大城正男 1/19

 さらなるウチナーンチュ
        へ向って!

評 論 家    
大 城 正 男 



 この文章は、沖縄で生れ、沖縄で育ち、そしてさらなるウチナーンチュたらんと欲しているウチナーンチュによって綴られていることを、まずはじめに断っておきたい。
 本来なら「さらなるウチナーンチュへ向って」と銘打ったことでもあるし、ウチナーンチュが何たるかの説明らしきものから、はじめに書き出すのが常道なんだろうけれども、それがヤマトウグチで書かれる限り、いくら言葉を労しても到底ウチナーンチュの理解には達し得ないだろうと思うので、2・3のエピソードを引用しつつ、かつ「モトシンカカランヌー」、「それは島」、「生きる」のドキュメンタリーを伏線にからませつつ、そこから発展させて行きたい。(モトシンカカランヌーについては、去った1月、那覇、コザ、名護での上映があった故、観ている方も多いと思う。

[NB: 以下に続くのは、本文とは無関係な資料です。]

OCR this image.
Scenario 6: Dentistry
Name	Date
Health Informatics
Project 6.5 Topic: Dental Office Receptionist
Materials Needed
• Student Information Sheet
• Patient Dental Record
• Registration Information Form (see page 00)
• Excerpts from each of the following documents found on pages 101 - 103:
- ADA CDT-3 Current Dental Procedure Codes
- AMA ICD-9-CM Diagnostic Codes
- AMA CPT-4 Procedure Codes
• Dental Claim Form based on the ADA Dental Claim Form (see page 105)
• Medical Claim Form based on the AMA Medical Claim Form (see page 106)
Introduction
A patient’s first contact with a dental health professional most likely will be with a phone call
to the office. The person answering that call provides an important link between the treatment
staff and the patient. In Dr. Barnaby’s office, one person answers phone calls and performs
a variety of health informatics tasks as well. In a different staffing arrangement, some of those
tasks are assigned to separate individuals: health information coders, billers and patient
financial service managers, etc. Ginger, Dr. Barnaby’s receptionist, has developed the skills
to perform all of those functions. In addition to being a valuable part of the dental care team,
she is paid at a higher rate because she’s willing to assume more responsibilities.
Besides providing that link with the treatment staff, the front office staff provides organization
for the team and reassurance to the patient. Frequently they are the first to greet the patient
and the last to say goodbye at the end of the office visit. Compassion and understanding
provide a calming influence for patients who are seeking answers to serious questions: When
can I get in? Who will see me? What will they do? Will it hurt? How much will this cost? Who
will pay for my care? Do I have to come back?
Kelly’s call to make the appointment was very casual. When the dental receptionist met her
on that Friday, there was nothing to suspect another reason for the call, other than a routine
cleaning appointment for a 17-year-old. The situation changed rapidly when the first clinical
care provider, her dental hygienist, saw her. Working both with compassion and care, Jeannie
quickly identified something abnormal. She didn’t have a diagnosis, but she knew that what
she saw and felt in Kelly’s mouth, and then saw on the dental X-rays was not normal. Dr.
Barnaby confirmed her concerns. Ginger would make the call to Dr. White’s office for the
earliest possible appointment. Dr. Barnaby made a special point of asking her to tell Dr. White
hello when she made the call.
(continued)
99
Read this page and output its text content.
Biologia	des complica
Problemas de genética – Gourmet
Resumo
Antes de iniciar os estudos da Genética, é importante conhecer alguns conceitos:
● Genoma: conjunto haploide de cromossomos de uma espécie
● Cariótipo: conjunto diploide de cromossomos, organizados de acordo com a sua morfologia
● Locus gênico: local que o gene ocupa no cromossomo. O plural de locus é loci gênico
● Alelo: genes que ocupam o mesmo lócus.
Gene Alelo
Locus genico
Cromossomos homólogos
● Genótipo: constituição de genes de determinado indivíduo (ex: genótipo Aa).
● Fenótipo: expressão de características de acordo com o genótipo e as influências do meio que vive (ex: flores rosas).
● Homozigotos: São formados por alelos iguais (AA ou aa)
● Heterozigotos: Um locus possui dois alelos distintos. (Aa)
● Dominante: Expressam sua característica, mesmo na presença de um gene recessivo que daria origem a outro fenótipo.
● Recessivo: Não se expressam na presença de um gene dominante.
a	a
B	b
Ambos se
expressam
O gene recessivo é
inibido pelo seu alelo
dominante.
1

)
 僕らがウチナーンチュに徹するということは、単純に言ってしまえば目標をはっきり日帝権力にしぼるということであり、差別され抑圧された人民が中央権力に対して、言語、文化をも含め、完全に開き直ることを意味し、そしてウチナーンチュに対してヤマトゥンチュと僕らが呼ぶことは、韓国で「倭奴」(イエノム)と呼び、アイヌが「和人」(シヤモ)と呼ぶ、その日帝せん滅の為の包囲戦略ライン上の一角を占めていることを意味し、それは太田竜氏(情況71年10月号)が言うように、琉球は日帝を滅ぼす為の最北端でこそあれ、絶対に日帝の最南端であってはならないことを意味する。
 さらに、僕らがウチナーンチュに徹するということは、ヤマトウと徹底的に決別することにより自我を確立し、中央権力に対する開き直りから、他の幾多の「辺境の独立」を促すという意味を持ち、それはすべての運動ないし闘いの基本であり、原点であり、そして普遍的である。(僕らが沖縄に住んでいるからウチナーンチュに徹するというだけの狭いナショナルな意味でのそれでなく、それは地理を越えて連帯するであろう諸々の同志達の総称であり、それをウチナーンチュと僕が勝手に呼んでいる。地理を越えることは後で少々ふれる。)